Actually, the Gymies would probably get a kick out of seeing the hardware store, too. They wouldn’t believe this place. With its collection of old cabinets, assorted merchandise hanging on cardboard display cards, and the freight elevator where Nick was now pretending to be Buzz Lightyear, it really was something to see. The only things missing were old men playing checkers and lovers sipping sarsaparillas while strolling along the sidewalk, parasols and brightly wrapped packages in hand.

I grabbed my phone and snapped a few pictures, then emailed them to Kaylyn with a quick text. In the hardware store buying nuclear bomb for house mice and bugs. Look at this place!

Dustin waited patiently until I was done. “That oughta take care of it.” He slid my sack across the counter. “It flushed out everything at our place but the scorpions. My stepdad had the feedstore order some stuff for that, but I can’t remember what it’s called.”

I didn’t answer at first. I’d allowed myself to be momentarily lulled by the ambiance of the hardware store. The soft light from the second-story windows made the place seem quiet and contemplative. I was thinking that hopefully by the time I got back to the house, Daniel would be there, and he could do the steel wool stuffing and bug bomb detonation.
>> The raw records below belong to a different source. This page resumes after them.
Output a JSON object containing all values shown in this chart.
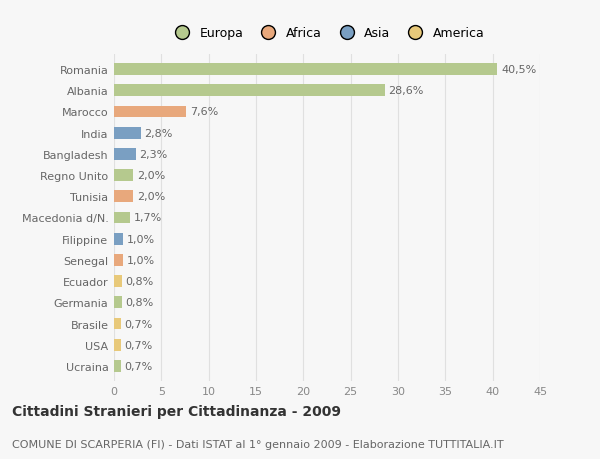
{
  "categories": [
    "Romania",
    "Albania",
    "Marocco",
    "India",
    "Bangladesh",
    "Regno Unito",
    "Tunisia",
    "Macedonia d/N.",
    "Filippine",
    "Senegal",
    "Ecuador",
    "Germania",
    "Brasile",
    "USA",
    "Ucraina"
  ],
  "values": [
    40.5,
    28.6,
    7.6,
    2.8,
    2.3,
    2.0,
    2.0,
    1.7,
    1.0,
    1.0,
    0.8,
    0.8,
    0.7,
    0.7,
    0.7
  ],
  "labels": [
    "40,5%",
    "28,6%",
    "7,6%",
    "2,8%",
    "2,3%",
    "2,0%",
    "2,0%",
    "1,7%",
    "1,0%",
    "1,0%",
    "0,8%",
    "0,8%",
    "0,7%",
    "0,7%",
    "0,7%"
  ],
  "colors": [
    "#b5c98e",
    "#b5c98e",
    "#e8a87c",
    "#7a9fc2",
    "#7a9fc2",
    "#b5c98e",
    "#e8a87c",
    "#b5c98e",
    "#7a9fc2",
    "#e8a87c",
    "#e8c97a",
    "#b5c98e",
    "#e8c97a",
    "#e8c97a",
    "#b5c98e"
  ],
  "legend_labels": [
    "Europa",
    "Africa",
    "Asia",
    "America"
  ],
  "legend_colors": [
    "#b5c98e",
    "#e8a87c",
    "#7a9fc2",
    "#e8c97a"
  ],
  "title": "Cittadini Stranieri per Cittadinanza - 2009",
  "subtitle": "COMUNE DI SCARPERIA (FI) - Dati ISTAT al 1° gennaio 2009 - Elaborazione TUTTITALIA.IT",
  "xlim": [
    0,
    45
  ],
  "xticks": [
    0,
    5,
    10,
    15,
    20,
    25,
    30,
    35,
    40,
    45
  ],
  "background_color": "#f7f7f7",
  "grid_color": "#e0e0e0",
  "bar_height": 0.55,
  "title_fontsize": 10,
  "subtitle_fontsize": 8,
  "tick_fontsize": 8,
  "label_fontsize": 8,
  "ytick_fontsize": 8
}
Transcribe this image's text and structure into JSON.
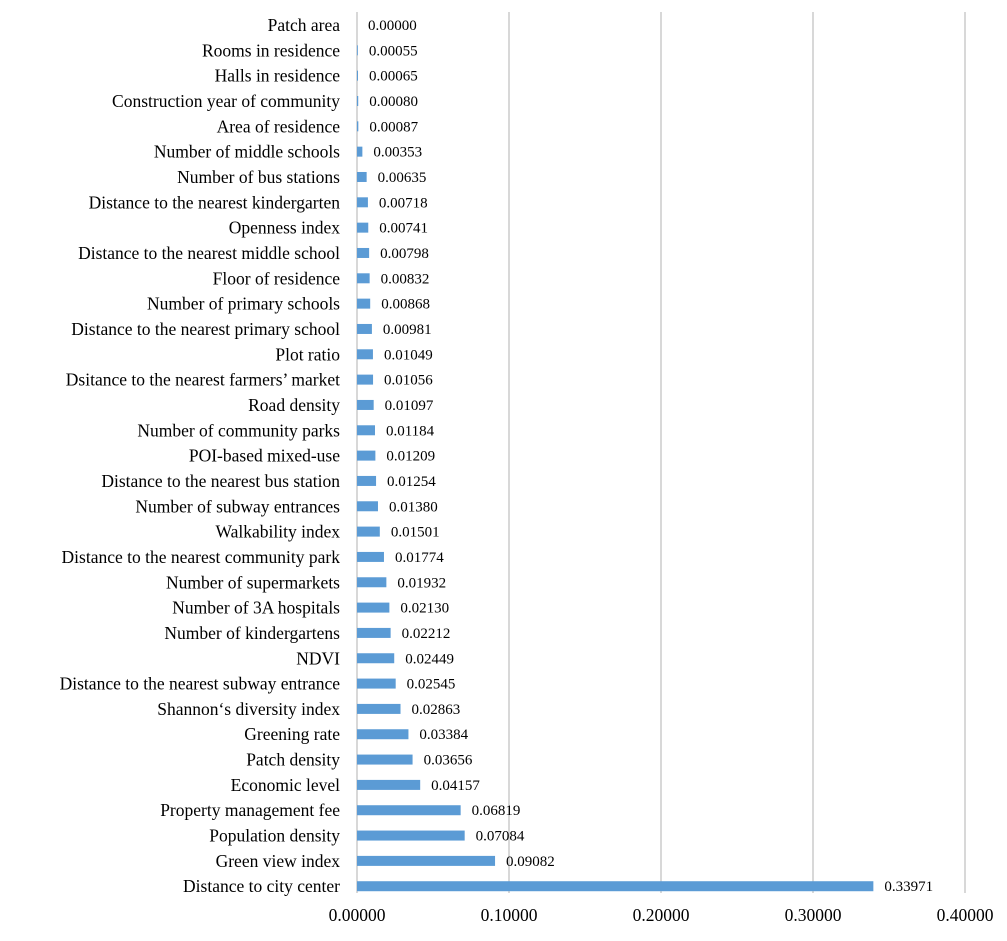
{
  "chart_data": {
    "type": "bar",
    "orientation": "horizontal",
    "categories": [
      "Patch area",
      "Rooms in residence",
      "Halls in residence",
      "Construction year of community",
      "Area of residence",
      "Number of middle schools",
      "Number of bus stations",
      "Distance to the nearest kindergarten",
      "Openness index",
      "Distance to the nearest  middle school",
      "Floor of residence",
      "Number of primary schools",
      "Distance to the nearest primary school",
      "Plot ratio",
      "Dsitance to the nearest farmers’ market",
      "Road density",
      "Number of community parks",
      "POI-based mixed-use",
      "Distance to the nearest bus station",
      "Number of subway entrances",
      "Walkability index",
      "Distance to the nearest community park",
      "Number of supermarkets",
      "Number of 3A hospitals",
      "Number of kindergartens",
      "NDVI",
      "Distance to the nearest subway entrance",
      "Shannon‘s diversity index",
      "Greening rate",
      "Patch density",
      "Economic level",
      "Property management fee",
      "Population density",
      "Green view index",
      "Distance to city center"
    ],
    "values": [
      0.0,
      0.00055,
      0.00065,
      0.0008,
      0.00087,
      0.00353,
      0.00635,
      0.00718,
      0.00741,
      0.00798,
      0.00832,
      0.00868,
      0.00981,
      0.01049,
      0.01056,
      0.01097,
      0.01184,
      0.01209,
      0.01254,
      0.0138,
      0.01501,
      0.01774,
      0.01932,
      0.0213,
      0.02212,
      0.02449,
      0.02545,
      0.02863,
      0.03384,
      0.03656,
      0.04157,
      0.06819,
      0.07084,
      0.09082,
      0.33971
    ],
    "value_labels": [
      "0.00000",
      "0.00055",
      "0.00065",
      "0.00080",
      "0.00087",
      "0.00353",
      "0.00635",
      "0.00718",
      "0.00741",
      "0.00798",
      "0.00832",
      "0.00868",
      "0.00981",
      "0.01049",
      "0.01056",
      "0.01097",
      "0.01184",
      "0.01209",
      "0.01254",
      "0.01380",
      "0.01501",
      "0.01774",
      "0.01932",
      "0.02130",
      "0.02212",
      "0.02449",
      "0.02545",
      "0.02863",
      "0.03384",
      "0.03656",
      "0.04157",
      "0.06819",
      "0.07084",
      "0.09082",
      "0.33971"
    ],
    "xlim": [
      0,
      0.4
    ],
    "x_ticks": [
      0,
      0.1,
      0.2,
      0.3,
      0.4
    ],
    "x_tick_labels": [
      "0.00000",
      "0.10000",
      "0.20000",
      "0.30000",
      "0.40000"
    ],
    "title": "",
    "xlabel": "",
    "ylabel": "",
    "grid": "vertical",
    "legend": "none",
    "bar_color": "#5b9bd5",
    "grid_color": "#bfbfbf"
  }
}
This was a job for a real man, and now was as good a time as any to get over the tiff we’d had. Daniel and I fighting wouldn’t help anything. . . .
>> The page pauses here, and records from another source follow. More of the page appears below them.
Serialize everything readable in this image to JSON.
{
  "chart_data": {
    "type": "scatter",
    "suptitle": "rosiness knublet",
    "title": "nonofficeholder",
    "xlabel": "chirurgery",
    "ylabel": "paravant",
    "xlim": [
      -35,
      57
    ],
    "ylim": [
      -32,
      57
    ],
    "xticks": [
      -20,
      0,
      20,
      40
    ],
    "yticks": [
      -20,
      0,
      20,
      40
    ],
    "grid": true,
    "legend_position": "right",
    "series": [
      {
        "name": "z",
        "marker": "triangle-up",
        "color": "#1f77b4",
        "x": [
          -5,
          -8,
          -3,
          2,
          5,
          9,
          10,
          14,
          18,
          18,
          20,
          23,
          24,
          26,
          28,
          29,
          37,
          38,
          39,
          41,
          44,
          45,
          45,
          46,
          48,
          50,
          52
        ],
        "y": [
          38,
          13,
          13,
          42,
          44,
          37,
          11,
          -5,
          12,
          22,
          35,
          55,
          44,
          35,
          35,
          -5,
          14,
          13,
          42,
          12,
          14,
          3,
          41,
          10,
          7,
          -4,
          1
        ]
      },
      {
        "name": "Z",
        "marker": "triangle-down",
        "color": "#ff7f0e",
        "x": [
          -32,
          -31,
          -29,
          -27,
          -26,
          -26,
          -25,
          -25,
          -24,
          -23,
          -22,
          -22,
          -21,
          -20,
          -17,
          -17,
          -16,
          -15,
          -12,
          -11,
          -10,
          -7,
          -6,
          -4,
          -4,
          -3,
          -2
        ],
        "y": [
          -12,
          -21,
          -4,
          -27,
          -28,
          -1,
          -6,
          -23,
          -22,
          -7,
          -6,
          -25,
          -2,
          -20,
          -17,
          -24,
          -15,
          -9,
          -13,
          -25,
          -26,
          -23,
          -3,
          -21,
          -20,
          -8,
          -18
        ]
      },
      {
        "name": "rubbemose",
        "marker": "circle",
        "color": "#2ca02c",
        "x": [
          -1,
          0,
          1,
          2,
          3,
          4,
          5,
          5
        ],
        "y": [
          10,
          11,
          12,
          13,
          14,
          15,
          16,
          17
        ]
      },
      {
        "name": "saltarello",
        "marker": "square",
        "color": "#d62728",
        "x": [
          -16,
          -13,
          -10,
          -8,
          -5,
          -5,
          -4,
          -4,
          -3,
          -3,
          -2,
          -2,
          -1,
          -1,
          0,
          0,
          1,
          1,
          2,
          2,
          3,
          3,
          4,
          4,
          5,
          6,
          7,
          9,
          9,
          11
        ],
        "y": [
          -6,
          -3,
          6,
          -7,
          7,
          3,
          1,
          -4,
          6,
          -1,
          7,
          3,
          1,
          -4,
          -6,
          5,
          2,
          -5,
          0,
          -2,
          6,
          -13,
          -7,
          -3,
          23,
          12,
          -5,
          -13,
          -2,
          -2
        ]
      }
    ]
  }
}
That one word yanked me back like a bungee jumper.

Scorpions . . . Did he say scorpions?

“What?” Scorpions lived . . . well, somewhere on the Discovery Channel, didn’t they?

“They’re not, like, the deadly kind or anything. They just sting really bad.” Perhaps Dustin could see the blood draining from my face, or perhaps my eyes bugging out tipped him off to the fact that he was face-to-face with a woman on the edge of hysteria. Suddenly he was in a big hurry to help the guy shopping for plumbing supplies in the back of the store. “The scorpions are more over on our side of the lake, I think. Anyway, have a great day.”

He was gone before I could gather Nick and my sack of ammo. I walked out the door, watching the ground and thinking of old western movies filled with wicked-looking creatures with lightning-fast curly tails.

Before pulling out of the hardware store, I texted Kaylyn. Hardware store guy just told me the scorpions are mostly on the other side of the lake. Wondering if this qualifies as good news . . .

Looking down the main street of Moses Lake, I considered finding the feedstore and asking for more particulars, but on the theory that focusing on a problem can create it where it doesn’t exist, I decided to head for home before I learned anything more about what might be hiding in the shadows there when I arrived.